Fuj, fuj, fuj nie mogę tego pakudztwa polubić?? Już przy samym gotowaniu smierdzi jakby ktoś chlewik otwarł? :lol2:
Z tym zapachem to prawda, ale ser pleśniowy śmierdzi bardziej a smakuje lepiej:-)
Nie jestem fanka serów pleśniowych? Nie pamietam nawet kiedy jadłam? :-)
Nie jestem fanka serów pleśniowych? Nie pamietam nawet kiedy jadłam? :-)
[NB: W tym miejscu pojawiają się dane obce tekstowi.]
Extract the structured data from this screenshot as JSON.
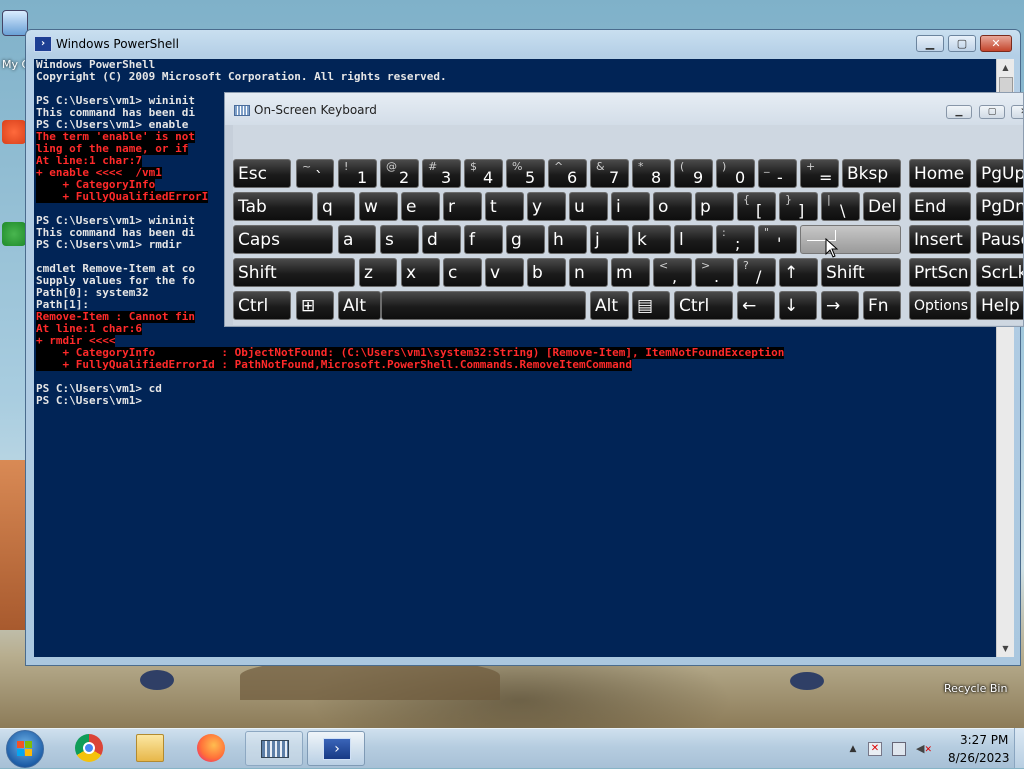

Toż to sama chemia te zupy puszkowe,wrzodów dostaniesz albo innej zgagi:(
U mnie dziś też zupa:jarzynowa,na kurzęcym cycu,z literkowym makaronkiem-dziewczęta czytały na łyżce co im się trafiło:):):)Mini magnum na deserek i zasłużona przerwa:)
A ja uwielbiam:-)
Co Cię nie zabije, to cię wzmocni. Trzeba brzuszek przyzwyczajać do paskudztwa, a lenia czasem pogłaskać:-) A niemieckich seniorów to podobno nawet bomba atomowa nie zabije...Żadna chemia im niestraszna:-)
Oni chyba od tej chemii tak długo żyją???
Biedactwo, przyjdzie ci przerzucić się na marchewkę z oliwą:-) Ja lubię...
Toż to sama chemia te zupy puszkowe,wrzodów dostaniesz albo innej zgagi:(
U mnie dziś też zupa:jarzynowa,na kurzęcym cycu,z literkowym makaronkiem-dziewczęta czytały na łyżce co im się trafiło:):):)Mini magnum na deserek i zasłużona przerwa:)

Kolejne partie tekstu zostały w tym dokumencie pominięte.